Caroline sat up, finally losing the war with her nausea and throwing up into the dirt. At least she wasn’t trapped inside with it.
“Classy,” Cole said, smirking at her. Caroline grabbed the frying pan from where it had landed and brought it crashing down on Cole’s foot. He howled, and she took aim at his knees. He kicked it out of her hands and slapped her, making her cheekbone feel like it had buckled under his huge hands.
“All of you think you’re so smart, you witches—hell, you Wiltons,” Cole huffed. “You know your family forgot I was around after a week or so? They acted like I wasn’t even in the room when they were talking. Giving me all sorts of information about where you were, what you were doing. That bimbo Tabby left her phone on the bar half the times she was there. It was only a matter of time before I got into it.”
Cole pulled the bright-pink glitter-covered cell phone from his pocket and waggled it at her.
“Dammit, Tabby,” she grumbled. She looked around what seemed to be a campsite. They were the only vehicle parked in a fairly secluded section of an RV park. Cole had parked broadside, facing the water. A rusted tan-and-white sign to her right stated it was the Starfall Views Camp-Inn Resort. She’d heard of it—a past-its-prime campground where tourists made reservations when they had no other options. No wonder there were no other RVs nearby.

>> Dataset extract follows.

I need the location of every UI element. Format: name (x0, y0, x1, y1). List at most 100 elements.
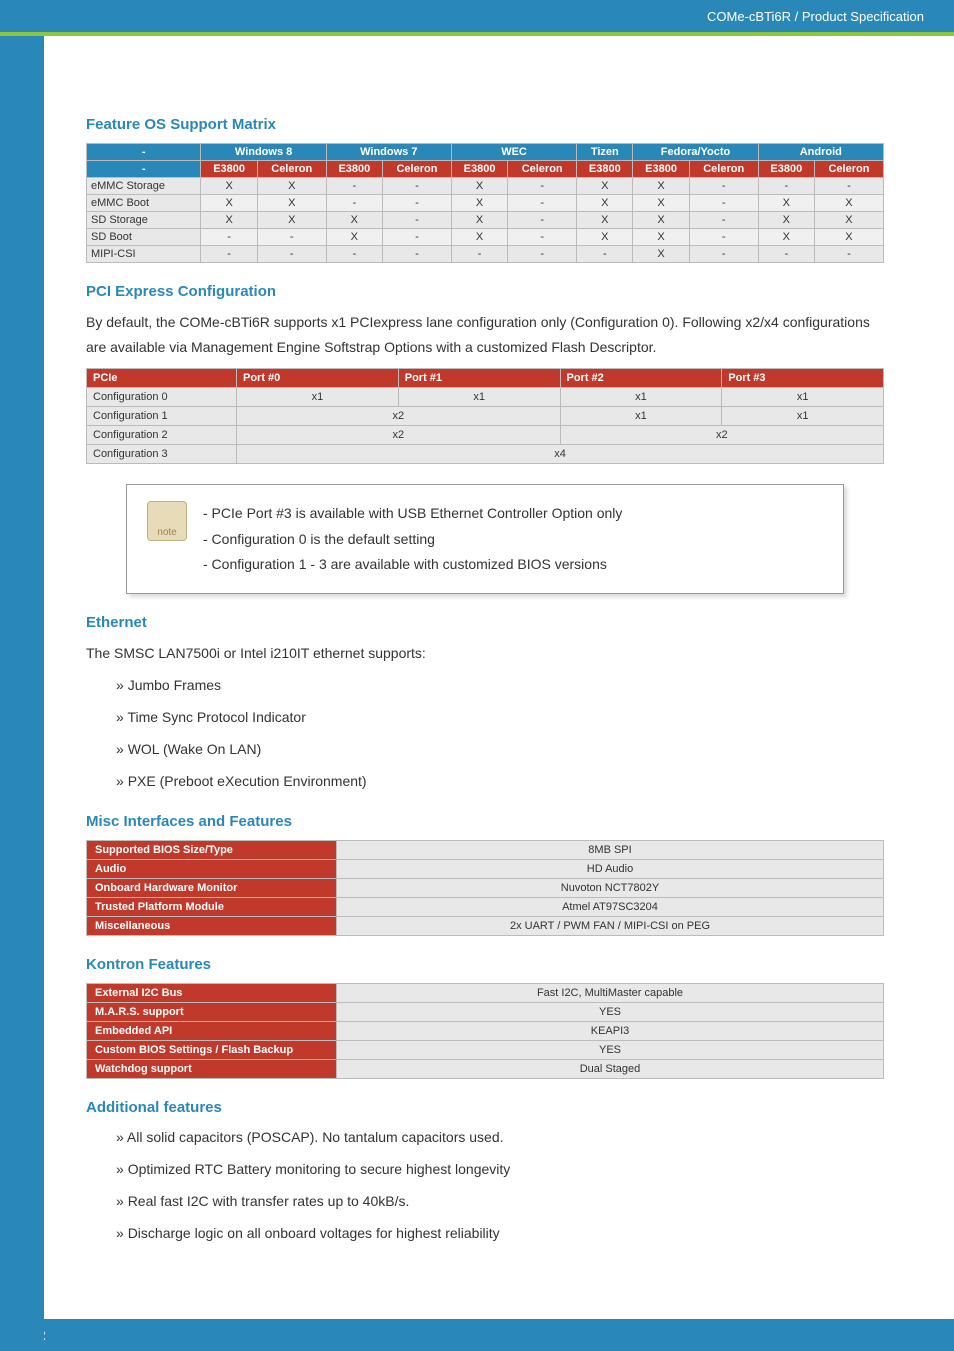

Oh, shit. She was definitely off-island. How long had she been gone? Did it count when Rose took her off Starfall herself?
She needed some sort of guidebook for hereditary magic curse rules.
“Look, it’s nothing personal,” Cole insisted, crouching next to her. “You have something the Wellings want—the locks. The Wellings have something I want—money. And I just happened to have put myself in the position where I can get access to both.”
He reached into his back pocket and pulled out one of the locks. It looked…different than the others they’d found, worn and dulled by age. It looked like it had been handled quite a bit by hands that were…well, the sort of hands that were OK with living in a Cheetos dust–covered RV.
Caroline could feel the cold, angry energy emanating from the metal loops. It sent a shudder down her spine, being this close to a lock without her coven.
“I found this one in the flue of the kitchen fireplace, when I was doing Riley’s aunt’s remodel,” he said. “Didn’t tell the Wellings, though. It was a bit too early in our relationship to know how much I should show them, how gullible they were.”